Veja-se o caso de Vilmar Rocha. Na Casa Civil, poderá operar a máquina político-administrativa com equilíbrio e ponderação, como é de seu feitio. Mas não só. Há outro Vilmar Rocha pouco conhecido. Trata-se do articulador nacional. Ele é visto, no PSD, como um “orientador” nacional do partido — com diálogo em vários Estados. Em São Paulo, por exemplo, conta com dois interlocutores de primeira linha — Gilberto Kassab, presidente nacional do PSD, e Guilherme Afif Domingos, também do PSD. Os dois são ligados ao governador eleito de São Paulo, Tarcísio de Freitas (cujo vice é do PSD). E Kassab é um dos interlocutores privilegiados do presidente eleito Lula da Silva, do PT.
Em Brasília, devido aos seus vários mandatos de deputado federal, amigos brincam que até as cadeiras e as mesas o “conhecem” e o “cumprimentam”. Noutras palavras, Vilmar Rocha é um político que, além de abrir portas, sabe o quão é importante não arrombar portas abertas.
Então, Vilmar Rocha pode operar pró-Ronaldo Caiado em duas pontas: local e nacionalmente. E, além disso, é um político de ideias — outro liberal que aposta, como o governador, no social. E é um político decente.

Alexandre Baldy é outro político que, mesmo sem mandato, tem força política local e nacional. Ele é extremamente ligado ao Centrão — que, quer queiram ou não os puristas, continuarão dando as cartas na política brasileira. O goiano de Goiânia, aos 42 anos, tem uma experiência política que surpreende — tanto que fala com o ministro Ciro Nogueira (pP) e com o presidente da Câmara dos Deputados, Arthur Lira (pP), quando quer.

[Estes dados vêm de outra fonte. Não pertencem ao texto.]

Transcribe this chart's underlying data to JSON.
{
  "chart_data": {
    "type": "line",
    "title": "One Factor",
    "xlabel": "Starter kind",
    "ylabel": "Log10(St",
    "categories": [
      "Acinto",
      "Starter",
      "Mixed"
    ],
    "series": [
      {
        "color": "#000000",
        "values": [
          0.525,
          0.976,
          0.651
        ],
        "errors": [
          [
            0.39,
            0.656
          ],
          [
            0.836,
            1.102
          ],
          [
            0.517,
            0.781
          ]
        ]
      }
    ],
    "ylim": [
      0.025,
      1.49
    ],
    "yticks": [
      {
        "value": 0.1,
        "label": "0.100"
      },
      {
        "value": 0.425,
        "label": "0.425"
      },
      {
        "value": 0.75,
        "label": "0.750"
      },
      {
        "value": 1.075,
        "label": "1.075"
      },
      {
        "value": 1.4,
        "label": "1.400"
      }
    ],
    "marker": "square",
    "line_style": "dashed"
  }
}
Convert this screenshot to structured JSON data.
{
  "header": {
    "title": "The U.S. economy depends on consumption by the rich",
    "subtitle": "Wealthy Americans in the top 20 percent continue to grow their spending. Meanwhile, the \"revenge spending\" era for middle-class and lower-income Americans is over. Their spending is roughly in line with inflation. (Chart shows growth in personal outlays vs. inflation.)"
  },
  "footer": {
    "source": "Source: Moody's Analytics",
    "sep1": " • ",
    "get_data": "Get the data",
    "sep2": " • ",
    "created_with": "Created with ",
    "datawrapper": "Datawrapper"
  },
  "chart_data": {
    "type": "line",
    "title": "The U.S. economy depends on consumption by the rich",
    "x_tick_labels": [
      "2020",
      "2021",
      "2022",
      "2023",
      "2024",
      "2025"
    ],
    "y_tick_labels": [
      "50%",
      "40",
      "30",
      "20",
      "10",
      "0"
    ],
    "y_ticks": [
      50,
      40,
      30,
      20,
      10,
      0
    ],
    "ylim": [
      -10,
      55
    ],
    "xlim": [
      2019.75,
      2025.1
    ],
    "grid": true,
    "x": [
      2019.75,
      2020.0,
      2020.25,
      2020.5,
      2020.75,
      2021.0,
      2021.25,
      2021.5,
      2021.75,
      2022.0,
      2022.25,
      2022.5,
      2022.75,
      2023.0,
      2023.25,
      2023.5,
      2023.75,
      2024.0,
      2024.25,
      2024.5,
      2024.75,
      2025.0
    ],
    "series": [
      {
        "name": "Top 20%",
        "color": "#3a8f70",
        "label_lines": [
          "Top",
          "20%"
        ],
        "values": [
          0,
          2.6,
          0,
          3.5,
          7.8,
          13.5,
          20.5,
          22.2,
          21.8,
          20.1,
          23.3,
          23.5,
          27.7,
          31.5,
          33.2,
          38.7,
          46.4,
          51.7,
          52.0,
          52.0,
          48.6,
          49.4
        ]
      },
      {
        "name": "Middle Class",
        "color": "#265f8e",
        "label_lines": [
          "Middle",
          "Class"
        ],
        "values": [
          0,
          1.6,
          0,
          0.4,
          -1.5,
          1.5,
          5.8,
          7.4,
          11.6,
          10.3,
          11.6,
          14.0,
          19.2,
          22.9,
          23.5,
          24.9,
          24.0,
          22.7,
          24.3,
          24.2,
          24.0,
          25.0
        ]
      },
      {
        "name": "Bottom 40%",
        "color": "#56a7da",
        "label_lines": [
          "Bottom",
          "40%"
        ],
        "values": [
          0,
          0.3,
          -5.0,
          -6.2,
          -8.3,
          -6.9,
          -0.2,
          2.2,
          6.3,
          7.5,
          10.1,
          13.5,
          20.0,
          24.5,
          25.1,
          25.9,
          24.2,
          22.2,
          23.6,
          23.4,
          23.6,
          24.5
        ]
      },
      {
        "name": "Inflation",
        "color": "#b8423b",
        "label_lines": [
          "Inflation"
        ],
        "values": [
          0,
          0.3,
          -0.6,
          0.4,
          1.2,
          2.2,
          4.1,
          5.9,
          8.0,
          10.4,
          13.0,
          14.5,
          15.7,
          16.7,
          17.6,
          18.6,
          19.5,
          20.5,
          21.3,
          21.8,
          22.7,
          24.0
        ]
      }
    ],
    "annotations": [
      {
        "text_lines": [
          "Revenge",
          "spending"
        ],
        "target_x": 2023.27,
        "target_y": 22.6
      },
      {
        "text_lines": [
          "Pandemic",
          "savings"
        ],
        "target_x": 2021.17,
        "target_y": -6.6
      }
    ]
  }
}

O ex-deputado e ex-ministro é um político conectado, com forte presença nacional. Assim, como Vilmar Rocha, pode operar pró-Ronaldo Caiado em Goiás e no país.
Disputar a Presidência da República, em 2026 — quanto terá 77 anos —, é um dos projetos de Ronaldo Caiado. Ele vai trabalhar para se colocar nacionalmente, para ser avaliado pelos brasileiros. Porém, se o projeto não der resultado, dependendo da conjuntura nacional — há a possibilidade de Jair Bolsonaro voltar a disputar a Presidência em 2026, quiçá galvanizando o eleitorado de direita —, o gestor estadual pode disputar uma das vagas de senador (duas vagas estarão em disputa no próximo pleito).
Vale sublinhar, por fim, que Ronaldo Caiado, como político hábil — e nem sempre sua habilidade é registrada pela imprensa local com a devida percepção —, logo depois do término da eleição, já está operando a remontagem de sua base política, inclusive com a atração de adversários. Porque sabe que um candidato a presidente começa a disputa em sua própria casa, formando uma ampla base de apoio. Enfim, é um político agregador.
Quanto aos técnicos, Ronaldo Caiado tem o maior respeito por eles. Porque sabe que, a rigor, ninguém governa sem seu auxílio (o êxito de seu primeiro governo se deve largamente à operosidade, competência e responsabilidade dos técnicos, como Pedro Sales, Adriano Rocha Lima, Fátima Gavioli e Cristiane Schmidt). O que ele está sugerindo, com suas maneiras discretas, é que, para disputar a Presidência da República, precisa reforçar suas alianças políticas. Mas é óbvio que não transformará seu governo num imenso “partido” político.